A necessidade de readequação dos contratos firmados alargou o cronograma de encerramento dos projetos, causando importantes impactos na cadeia produtiva e na geração de emprego e renda. Nesse período, importantes empresas estratégicas fecharam, foram redimensionadas ou incorporadas por outras empresas, como nos casos da Mectron, da Odebrecht Defesa e Tecnologia e de outras da Base Industrial de Defesa (BID).

Como parte da reação, todo o arcabouço regulatório foi revisitado por nós. Mas, apesar da isenção de impostos (PIS, Cofins e IPI), apenas cinco empresas utilizavam o Retid. Além disso, a dificuldade de cálculo da renúncia tributária causava incertezas nas empresas, de modo que o benefício desenhado em 2012 causava pouco ou nenhum efeito sobre a BID. Para resolver esse problema em 2017 o Ministério da Defesa conduziu com a Receita Federal uma série de inovações e benefícios para a indústria.

Dentre essas inovações, o cálculo da isenção tributária passou a ser estendido a toda a cadeia produtiva, e não apenas ao último elo de produção.
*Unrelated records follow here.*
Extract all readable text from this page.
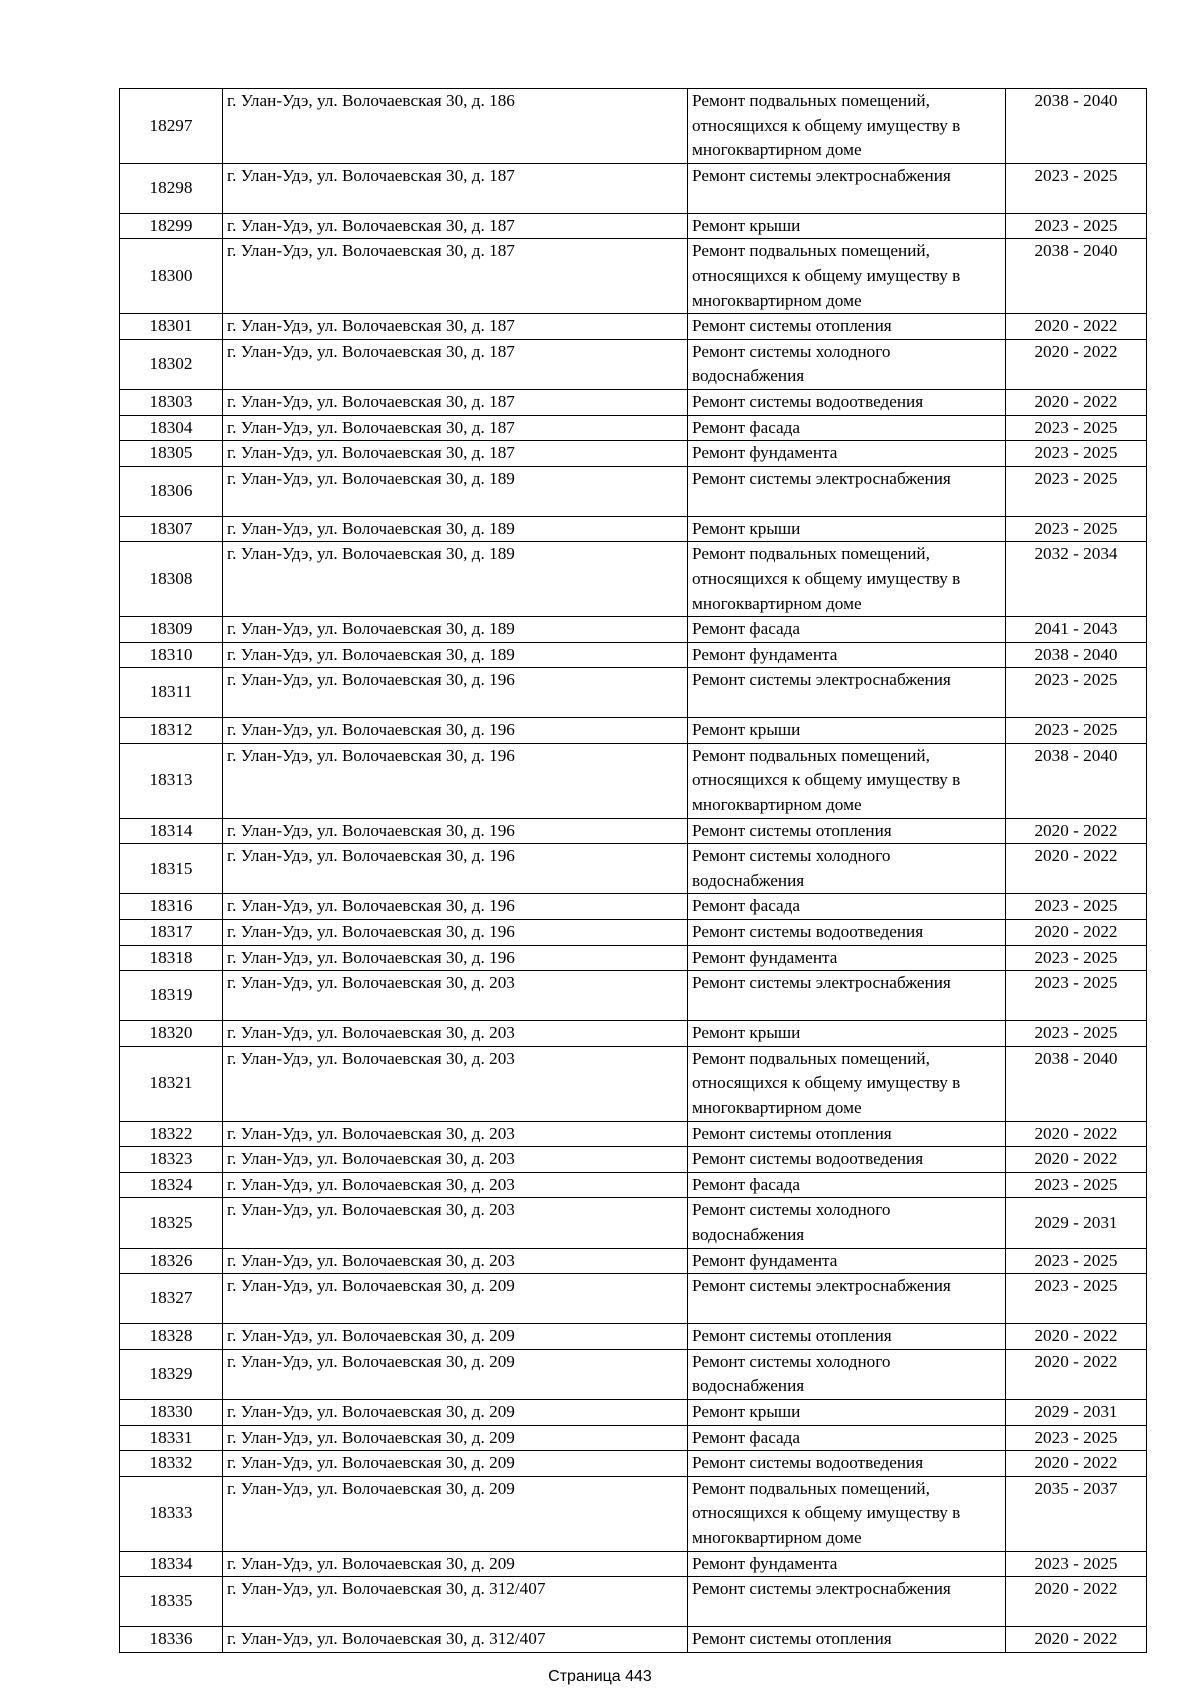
18297	г. Улан-Удэ, ул. Волочаевская 30, д. 186	Ремонт подвальных помещений, относящихся к общему имуществу в многоквартирном доме	2038 - 2040
18298	г. Улан-Удэ, ул. Волочаевская 30, д. 187	Ремонт системы электроснабжения	2023 - 2025
18299	г. Улан-Удэ, ул. Волочаевская 30, д. 187	Ремонт крыши	2023 - 2025
18300	г. Улан-Удэ, ул. Волочаевская 30, д. 187	Ремонт подвальных помещений, относящихся к общему имуществу в многоквартирном доме	2038 - 2040
18301	г. Улан-Удэ, ул. Волочаевская 30, д. 187	Ремонт системы отопления	2020 - 2022
18302	г. Улан-Удэ, ул. Волочаевская 30, д. 187	Ремонт системы холодного водоснабжения	2020 - 2022
18303	г. Улан-Удэ, ул. Волочаевская 30, д. 187	Ремонт системы водоотведения	2020 - 2022
18304	г. Улан-Удэ, ул. Волочаевская 30, д. 187	Ремонт фасада	2023 - 2025
18305	г. Улан-Удэ, ул. Волочаевская 30, д. 187	Ремонт фундамента	2023 - 2025
18306	г. Улан-Удэ, ул. Волочаевская 30, д. 189	Ремонт системы электроснабжения	2023 - 2025
18307	г. Улан-Удэ, ул. Волочаевская 30, д. 189	Ремонт крыши	2023 - 2025
18308	г. Улан-Удэ, ул. Волочаевская 30, д. 189	Ремонт подвальных помещений, относящихся к общему имуществу в многоквартирном доме	2032 - 2034
18309	г. Улан-Удэ, ул. Волочаевская 30, д. 189	Ремонт фасада	2041 - 2043
18310	г. Улан-Удэ, ул. Волочаевская 30, д. 189	Ремонт фундамента	2038 - 2040
18311	г. Улан-Удэ, ул. Волочаевская 30, д. 196	Ремонт системы электроснабжения	2023 - 2025
18312	г. Улан-Удэ, ул. Волочаевская 30, д. 196	Ремонт крыши	2023 - 2025
18313	г. Улан-Удэ, ул. Волочаевская 30, д. 196	Ремонт подвальных помещений, относящихся к общему имуществу в многоквартирном доме	2038 - 2040
18314	г. Улан-Удэ, ул. Волочаевская 30, д. 196	Ремонт системы отопления	2020 - 2022
18315	г. Улан-Удэ, ул. Волочаевская 30, д. 196	Ремонт системы холодного водоснабжения	2020 - 2022
18316	г. Улан-Удэ, ул. Волочаевская 30, д. 196	Ремонт фасада	2023 - 2025
18317	г. Улан-Удэ, ул. Волочаевская 30, д. 196	Ремонт системы водоотведения	2020 - 2022
18318	г. Улан-Удэ, ул. Волочаевская 30, д. 196	Ремонт фундамента	2023 - 2025
18319	г. Улан-Удэ, ул. Волочаевская 30, д. 203	Ремонт системы электроснабжения	2023 - 2025
18320	г. Улан-Удэ, ул. Волочаевская 30, д. 203	Ремонт крыши	2023 - 2025
18321	г. Улан-Удэ, ул. Волочаевская 30, д. 203	Ремонт подвальных помещений, относящихся к общему имуществу в многоквартирном доме	2038 - 2040
18322	г. Улан-Удэ, ул. Волочаевская 30, д. 203	Ремонт системы отопления	2020 - 2022
18323	г. Улан-Удэ, ул. Волочаевская 30, д. 203	Ремонт системы водоотведения	2020 - 2022
18324	г. Улан-Удэ, ул. Волочаевская 30, д. 203	Ремонт фасада	2023 - 2025
18325	г. Улан-Удэ, ул. Волочаевская 30, д. 203	Ремонт системы холодного водоснабжения	2029 - 2031
18326	г. Улан-Удэ, ул. Волочаевская 30, д. 203	Ремонт фундамента	2023 - 2025
18327	г. Улан-Удэ, ул. Волочаевская 30, д. 209	Ремонт системы электроснабжения	2023 - 2025
18328	г. Улан-Удэ, ул. Волочаевская 30, д. 209	Ремонт системы отопления	2020 - 2022
18329	г. Улан-Удэ, ул. Волочаевская 30, д. 209	Ремонт системы холодного водоснабжения	2020 - 2022
18330	г. Улан-Удэ, ул. Волочаевская 30, д. 209	Ремонт крыши	2029 - 2031
18331	г. Улан-Удэ, ул. Волочаевская 30, д. 209	Ремонт фасада	2023 - 2025
18332	г. Улан-Удэ, ул. Волочаевская 30, д. 209	Ремонт системы водоотведения	2020 - 2022
18333	г. Улан-Удэ, ул. Волочаевская 30, д. 209	Ремонт подвальных помещений, относящихся к общему имуществу в многоквартирном доме	2035 - 2037
18334	г. Улан-Удэ, ул. Волочаевская 30, д. 209	Ремонт фундамента	2023 - 2025
18335	г. Улан-Удэ, ул. Волочаевская 30, д. 312/407	Ремонт системы электроснабжения	2020 - 2022
18336	г. Улан-Удэ, ул. Волочаевская 30, д. 312/407	Ремонт системы отопления	2020 - 2022
Страница 443
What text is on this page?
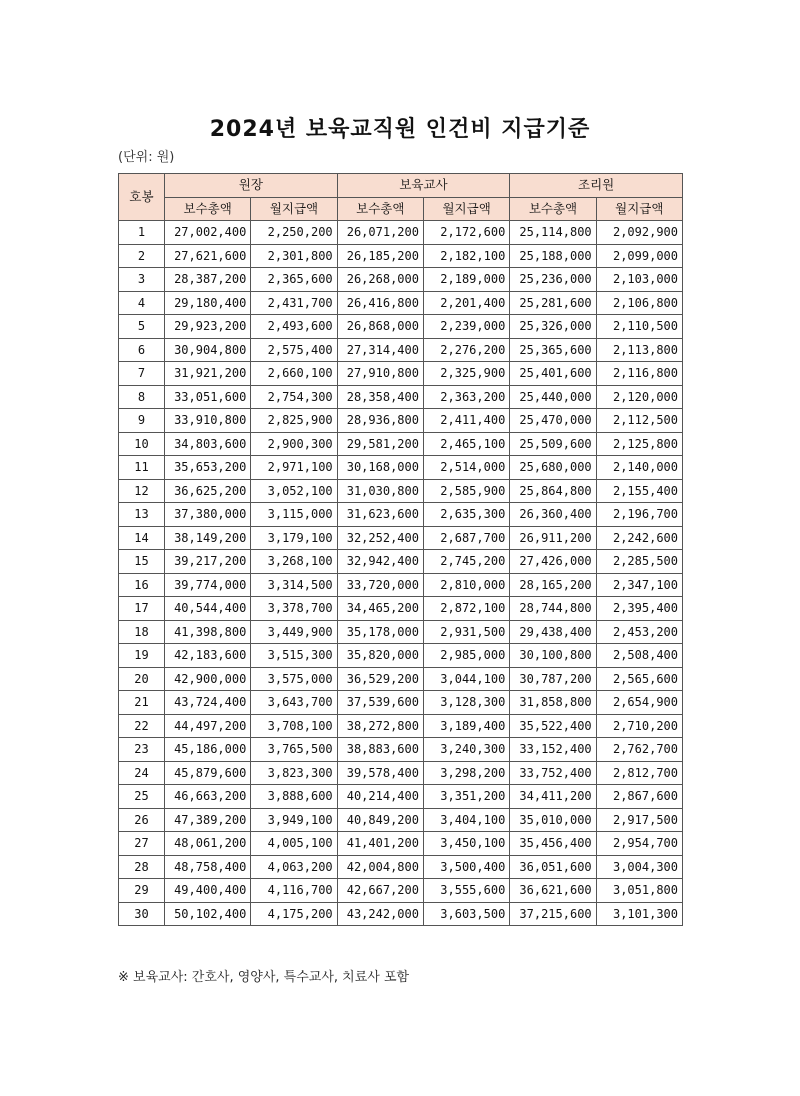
2024년 보육교직원 인건비 지급기준
(단위: 원)
호봉	원장		보육교사		조리원	
	보수총액	월지급액	보수총액	월지급액	보수총액	월지급액
1	27,002,400	2,250,200	26,071,200	2,172,600	25,114,800	2,092,900
2	27,621,600	2,301,800	26,185,200	2,182,100	25,188,000	2,099,000
3	28,387,200	2,365,600	26,268,000	2,189,000	25,236,000	2,103,000
4	29,180,400	2,431,700	26,416,800	2,201,400	25,281,600	2,106,800
5	29,923,200	2,493,600	26,868,000	2,239,000	25,326,000	2,110,500
6	30,904,800	2,575,400	27,314,400	2,276,200	25,365,600	2,113,800
7	31,921,200	2,660,100	27,910,800	2,325,900	25,401,600	2,116,800
8	33,051,600	2,754,300	28,358,400	2,363,200	25,440,000	2,120,000
9	33,910,800	2,825,900	28,936,800	2,411,400	25,470,000	2,112,500
10	34,803,600	2,900,300	29,581,200	2,465,100	25,509,600	2,125,800
11	35,653,200	2,971,100	30,168,000	2,514,000	25,680,000	2,140,000
12	36,625,200	3,052,100	31,030,800	2,585,900	25,864,800	2,155,400
13	37,380,000	3,115,000	31,623,600	2,635,300	26,360,400	2,196,700
14	38,149,200	3,179,100	32,252,400	2,687,700	26,911,200	2,242,600
15	39,217,200	3,268,100	32,942,400	2,745,200	27,426,000	2,285,500
16	39,774,000	3,314,500	33,720,000	2,810,000	28,165,200	2,347,100
17	40,544,400	3,378,700	34,465,200	2,872,100	28,744,800	2,395,400
18	41,398,800	3,449,900	35,178,000	2,931,500	29,438,400	2,453,200
19	42,183,600	3,515,300	35,820,000	2,985,000	30,100,800	2,508,400
20	42,900,000	3,575,000	36,529,200	3,044,100	30,787,200	2,565,600
21	43,724,400	3,643,700	37,539,600	3,128,300	31,858,800	2,654,900
22	44,497,200	3,708,100	38,272,800	3,189,400	35,522,400	2,710,200
23	45,186,000	3,765,500	38,883,600	3,240,300	33,152,400	2,762,700
24	45,879,600	3,823,300	39,578,400	3,298,200	33,752,400	2,812,700
25	46,663,200	3,888,600	40,214,400	3,351,200	34,411,200	2,867,600
26	47,389,200	3,949,100	40,849,200	3,404,100	35,010,000	2,917,500
27	48,061,200	4,005,100	41,401,200	3,450,100	35,456,400	2,954,700
28	48,758,400	4,063,200	42,004,800	3,500,400	36,051,600	3,004,300
29	49,400,400	4,116,700	42,667,200	3,555,600	36,621,600	3,051,800
30	50,102,400	4,175,200	43,242,000	3,603,500	37,215,600	3,101,300
※ 보육교사: 간호사, 영양사, 특수교사, 치료사 포함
Além disso, empresas de defesa com capital estrangeiro (não estratégicas) também se beneficiaram da medida. O resultado, somada a inclusão dos produtos de defesa no ajuste Confaz n.º 95, é uma redução de tributos de até 69%!

É bem verdade que as aquisições de produtos de defesa ainda sofrem com a perversa assimetria tributária em relação aos produtos importados, que não pagam nenhum imposto. Mas é certo que a medida incentiva o desenvolvimento da indústria de defesa e minimiza a distorção de se ter um regime tributário diferenciado sem nenhuma utilidade real.

* Raul Jungmann e Flávio Basílio são, respectivamente, ex-ministro da Defesa, da Segurança Pública e da Reforma agrária; e PH.D. em economia, foi secretário Nacional de Produtos da Defesa (Seprod).